Stopping Sewer Back-flow by Blocking Points of Entry

Patricia Skinner  |  3/23/2005 11:50:22 PM

Gripper Plugs

When the outlet of a drain is exposed, one simple solution to back-flow is to block the line with a threaded or unthreaded cap. This is often the case with drain tubes that pass through a floodwall or levee. Sometimes, though, you need to block a pipe that doesn't have enough pipe exposed to allow you to cap it. This is the case for drainpipes under the tub and toilet and possibly elsewhere. 

In a closed sewer system, a valve in the outside sewer line should prevent back-flow through tubs, toilets and other plumbed drains inside the building. If you don’t have a valve, or the valve fails, you may be able to block the drain openings inside the building. These open lines are called points of entry for floodwater.

You’ll need to access the opening inside the house. For a tub or floor drain, that may mean removing the strainer. For a toilet, it means removing the toilet. Don’t forget to turn off the water to the toilet first and disconnect the water inlet to the tank.

The devices used to block water at points of entry go by different names: gripper plugs and test plugs are two. "Gripper" describes the action of the plug, as it grips the wall of the pipe it's plugging. "Test" refers to the fact that these plugs are used during construction to plug the plumbing lines so they can be tested for leaks under pressure.

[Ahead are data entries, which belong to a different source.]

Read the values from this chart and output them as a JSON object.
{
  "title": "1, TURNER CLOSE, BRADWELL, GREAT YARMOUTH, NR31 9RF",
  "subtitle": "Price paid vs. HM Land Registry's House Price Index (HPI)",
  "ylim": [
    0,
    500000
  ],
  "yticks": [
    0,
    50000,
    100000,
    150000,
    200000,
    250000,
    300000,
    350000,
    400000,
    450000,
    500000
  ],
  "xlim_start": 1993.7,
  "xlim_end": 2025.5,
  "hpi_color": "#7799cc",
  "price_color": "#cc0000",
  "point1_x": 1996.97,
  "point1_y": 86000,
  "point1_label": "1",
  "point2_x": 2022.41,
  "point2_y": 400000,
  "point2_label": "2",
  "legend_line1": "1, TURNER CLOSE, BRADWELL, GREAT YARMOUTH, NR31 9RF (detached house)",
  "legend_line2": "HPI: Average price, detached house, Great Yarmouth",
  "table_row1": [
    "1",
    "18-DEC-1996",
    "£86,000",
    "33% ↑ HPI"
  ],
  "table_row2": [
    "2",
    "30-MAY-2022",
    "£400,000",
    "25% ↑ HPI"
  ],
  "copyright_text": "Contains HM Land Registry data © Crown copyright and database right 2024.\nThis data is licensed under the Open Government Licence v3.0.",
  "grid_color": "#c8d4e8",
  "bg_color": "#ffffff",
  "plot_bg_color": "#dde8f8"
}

The picture shows two styles of gripper plugs. Gripper plugs come in different styles and may be plastic or metal (with a rubber seal). Gripper or test plugs are installed by placing them in the drain tube and turning a nut. As the nut turns, it causes the plug to expand and "grip" the wall of the pipe.

Gripper plugs come in different sizes; be sure to get plugs that are the right size for all your openings. Some sizes are available at building supply stores; for others, you may need to visit a plumbing supply store. A 4-inch plug sells for about $4.

To block back-flow at the toilet using a gripper plug, remove the toilet and place the gripper plug into the exposed sewer pipe opening. Do not try to plug the toilet bowl.

In a pinch you can use a bag-o-rags to act like a gripper plug.